Parked next to the women, enthralled by their conversation, who should I see? Mom laughs and bobs her head. Still sitting on the electric scooter, she holds a garment in her lap, although I cannot tell what it is from where I stand. The metal basket attached to the scooter is filled with groceries.

The women break off from their talk when they realize I am watching them. The older of the two addresses me in her pleasant, we-must-be-nice-to-the-customers-no-matter-how-annoying-they-are voice. “Can I help you, sir?”

I point. “I believe you have my mother there.”

She smiles. “Who? Shirley?

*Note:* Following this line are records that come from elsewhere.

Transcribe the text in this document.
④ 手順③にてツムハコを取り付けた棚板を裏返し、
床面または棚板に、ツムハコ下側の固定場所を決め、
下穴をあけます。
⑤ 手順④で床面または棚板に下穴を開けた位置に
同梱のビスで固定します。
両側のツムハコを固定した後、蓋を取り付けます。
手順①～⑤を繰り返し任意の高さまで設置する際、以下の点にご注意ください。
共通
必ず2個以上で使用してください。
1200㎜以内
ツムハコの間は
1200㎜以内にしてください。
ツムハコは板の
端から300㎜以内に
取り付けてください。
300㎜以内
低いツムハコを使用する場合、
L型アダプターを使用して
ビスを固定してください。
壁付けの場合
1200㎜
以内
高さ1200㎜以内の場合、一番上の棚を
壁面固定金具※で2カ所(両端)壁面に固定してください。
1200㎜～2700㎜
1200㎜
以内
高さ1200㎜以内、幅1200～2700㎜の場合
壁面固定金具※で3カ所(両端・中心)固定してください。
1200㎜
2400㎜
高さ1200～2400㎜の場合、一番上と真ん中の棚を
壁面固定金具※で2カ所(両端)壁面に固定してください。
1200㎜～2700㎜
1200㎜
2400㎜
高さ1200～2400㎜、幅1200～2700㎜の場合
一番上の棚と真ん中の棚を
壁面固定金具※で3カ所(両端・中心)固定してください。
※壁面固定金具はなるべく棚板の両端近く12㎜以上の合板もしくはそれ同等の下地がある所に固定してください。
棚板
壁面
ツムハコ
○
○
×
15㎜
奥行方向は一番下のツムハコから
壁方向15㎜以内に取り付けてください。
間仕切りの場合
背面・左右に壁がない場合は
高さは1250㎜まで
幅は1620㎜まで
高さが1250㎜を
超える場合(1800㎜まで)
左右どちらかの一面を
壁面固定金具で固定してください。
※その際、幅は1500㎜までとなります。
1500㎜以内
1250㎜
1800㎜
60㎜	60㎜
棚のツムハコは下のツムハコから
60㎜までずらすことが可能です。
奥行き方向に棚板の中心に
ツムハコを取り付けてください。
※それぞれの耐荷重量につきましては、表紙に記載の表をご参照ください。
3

What a sweet lady she is.”

I cut my eyes at mom. “You’re going by Shirley now? I thought your alias was Maureen.”

She laughs.

“We were wondering who she belonged to. Obviously, she can’t really tell us.”

“Listen, Shirley, I asked you to wait for me at Aisle 9 in the grocery section.”

Still smiling, mom holds up a bra. It must be the item she originally wanted to buy but could not tell me about. “Look, Michael! I have found a bustier!”